I’m deep in my ignorance of the law here, but it seems to me that the exception should only apply when it actually is difficult to get a warrant, not just because it might possibly be difficult in general. It’s possible that what I just said is actually what Ken meant, and I just didn’t get it.
(4) Ken sums up the hypothetical deputy’s choices this way:
If the deputy releases Jones, so he can go get a warrant, Jones will be back across the border in 5 minutes. If the deputy secures Jones in the back of his car while he drives 10 miles down the road where he can get radio contact he has extended a seizure of a person without an arrest. The least constitutionally intrusive practical act is a search of the vehicle on the scene.
This argument has a lot of merit, but let’s be straightforward about one thing: The least constitutionally intrusive act is to let Jones go. Yes, it means the “bad guy” will get away. But if our rights only apply when they don’t interfere with the activities of government agents, they’re not really rights at all.
In some ways, this reminds me of the argument that police have to do dynamic entries into people’s houses during drug raids because otherwise the occupants can destroy the evidence. The invention of flush toilets has created a conflict between our rights and the war on drugs, and lot of law enforcement folks think the solution is to give up on our rights.
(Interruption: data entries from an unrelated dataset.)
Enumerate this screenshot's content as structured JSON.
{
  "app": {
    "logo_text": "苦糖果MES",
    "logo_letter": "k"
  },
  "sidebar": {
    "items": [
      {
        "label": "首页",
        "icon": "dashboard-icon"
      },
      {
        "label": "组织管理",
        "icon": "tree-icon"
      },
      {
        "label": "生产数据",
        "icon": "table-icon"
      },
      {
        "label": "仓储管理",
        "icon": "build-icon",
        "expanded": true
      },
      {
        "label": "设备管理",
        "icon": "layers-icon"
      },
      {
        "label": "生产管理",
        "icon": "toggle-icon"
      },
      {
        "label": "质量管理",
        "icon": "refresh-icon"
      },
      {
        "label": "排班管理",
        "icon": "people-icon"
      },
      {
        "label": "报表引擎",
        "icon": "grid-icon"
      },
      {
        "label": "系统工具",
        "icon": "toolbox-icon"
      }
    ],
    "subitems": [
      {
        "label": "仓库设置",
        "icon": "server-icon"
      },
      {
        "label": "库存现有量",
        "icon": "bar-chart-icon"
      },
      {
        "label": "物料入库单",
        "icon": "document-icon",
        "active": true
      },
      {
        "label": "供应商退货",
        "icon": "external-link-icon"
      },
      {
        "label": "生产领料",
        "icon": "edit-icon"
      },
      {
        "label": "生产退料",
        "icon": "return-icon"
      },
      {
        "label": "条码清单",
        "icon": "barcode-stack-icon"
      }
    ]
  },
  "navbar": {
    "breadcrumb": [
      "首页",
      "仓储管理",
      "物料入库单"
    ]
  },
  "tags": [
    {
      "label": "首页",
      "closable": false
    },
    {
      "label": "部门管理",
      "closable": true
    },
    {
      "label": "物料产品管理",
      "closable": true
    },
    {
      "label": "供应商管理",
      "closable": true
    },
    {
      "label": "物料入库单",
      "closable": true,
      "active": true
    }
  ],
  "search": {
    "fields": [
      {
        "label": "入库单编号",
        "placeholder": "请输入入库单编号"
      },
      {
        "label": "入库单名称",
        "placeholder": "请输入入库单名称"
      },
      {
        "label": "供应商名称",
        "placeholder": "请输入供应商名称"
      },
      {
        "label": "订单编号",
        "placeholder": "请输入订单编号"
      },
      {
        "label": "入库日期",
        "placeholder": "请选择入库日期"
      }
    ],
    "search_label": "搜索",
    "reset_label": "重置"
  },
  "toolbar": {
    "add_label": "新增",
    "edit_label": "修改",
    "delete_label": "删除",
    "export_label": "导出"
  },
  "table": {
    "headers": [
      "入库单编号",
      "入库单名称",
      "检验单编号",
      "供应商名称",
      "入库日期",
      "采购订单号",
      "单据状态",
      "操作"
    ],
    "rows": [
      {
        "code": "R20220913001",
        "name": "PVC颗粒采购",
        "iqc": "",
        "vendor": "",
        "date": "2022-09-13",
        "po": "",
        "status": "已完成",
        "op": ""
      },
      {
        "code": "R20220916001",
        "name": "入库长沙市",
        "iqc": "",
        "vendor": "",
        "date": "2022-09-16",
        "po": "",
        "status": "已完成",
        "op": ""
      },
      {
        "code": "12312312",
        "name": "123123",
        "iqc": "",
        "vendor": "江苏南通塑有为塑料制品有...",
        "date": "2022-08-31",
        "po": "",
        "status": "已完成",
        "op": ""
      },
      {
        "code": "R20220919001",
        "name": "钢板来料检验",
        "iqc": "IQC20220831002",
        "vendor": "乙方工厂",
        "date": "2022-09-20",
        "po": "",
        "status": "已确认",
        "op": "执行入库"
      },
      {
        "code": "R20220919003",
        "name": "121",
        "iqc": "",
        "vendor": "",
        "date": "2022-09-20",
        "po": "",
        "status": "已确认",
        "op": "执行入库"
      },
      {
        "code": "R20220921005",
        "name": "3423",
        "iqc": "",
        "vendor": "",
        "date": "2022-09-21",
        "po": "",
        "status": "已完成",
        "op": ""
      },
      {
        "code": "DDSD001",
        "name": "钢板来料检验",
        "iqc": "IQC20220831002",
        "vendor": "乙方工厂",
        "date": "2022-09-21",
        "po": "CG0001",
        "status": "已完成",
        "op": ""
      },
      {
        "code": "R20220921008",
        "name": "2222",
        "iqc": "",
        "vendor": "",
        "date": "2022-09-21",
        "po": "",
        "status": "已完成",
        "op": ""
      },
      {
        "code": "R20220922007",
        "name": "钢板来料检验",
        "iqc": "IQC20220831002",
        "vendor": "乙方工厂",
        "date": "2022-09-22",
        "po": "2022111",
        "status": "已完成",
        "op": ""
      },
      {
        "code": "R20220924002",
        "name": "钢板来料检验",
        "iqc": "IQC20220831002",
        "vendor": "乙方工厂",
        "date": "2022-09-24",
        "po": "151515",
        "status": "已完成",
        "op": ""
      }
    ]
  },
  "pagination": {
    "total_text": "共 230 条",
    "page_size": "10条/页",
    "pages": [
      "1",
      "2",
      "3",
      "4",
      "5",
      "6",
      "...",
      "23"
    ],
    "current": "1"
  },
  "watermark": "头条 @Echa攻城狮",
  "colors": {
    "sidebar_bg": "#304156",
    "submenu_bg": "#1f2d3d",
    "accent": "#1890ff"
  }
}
(5) In an addendum, Ken adds this:
the federal supreme court has entirely excised any exigent circumstances requirement so that all an officer needs to do the search is mobility of the car and probable cause that contraband is in it
In other words, Deputy Smith could stop Jones’s SUV right in front of the county courthouse at 3 in the afternoon on a work day, and he could still search it without a warrant because the car is mobile. This sounds like a bad case of remembering the rubric while forgetting the rationale.
Marty says
we rode our motorcycles on the trans america trail, from jellico, TN to the AR/OK border. there was extended periods of time we didn’t have cell service (2 whole days in AR…).
the bigger issue is that he’s repeating the bullshit drug war argument to stomp on our rights.
Mark Draughn says
Marty, that kind of surprises me about the cell service. I guess it’s probably poor in a lot of places I never get to.
As for the drug war, I was tempted to make the obligatory libertarian argument that the government has no business putting us in prison for taking disfavored drugs, but I decided it was a distraction. Lammers (who is otherwise a fairly reasonable fellow) doesn’t see drug prohibition as a disaster for this country. By mentioning it, I’d only discourage people like him from reading the rest of my argument.
Casey OBrien says
Mark,
I am far from an advocate of the failed war on drugs, but I have to point out a few things. The automobile exception to the warrant requirement is a historic position of the Supreme Court based on an interpretion of the word “reasonable” found in the 4th Amendment.
“The right of the people to be secure in their persons, houses, papers,and effects, against unreasonable searches and seizures, shall not be violated…”
Were it a house, the analysis is entirely different because the standard of reasonableness is far more stringent. Police still may not stop a car without probable cause (with some roadblock exceptions) of a law violation, and may not search a car without probable cause or consent, but are not required to get a warrant when there is probable cause because it is perceived that society doesn’t view such a search is not unreasonable and because driving a car on a public highway is subject to licensure and is not a right but a privilege.
The better argument is that what was reasonable in the past is now unreasonable because of the improvement in technology.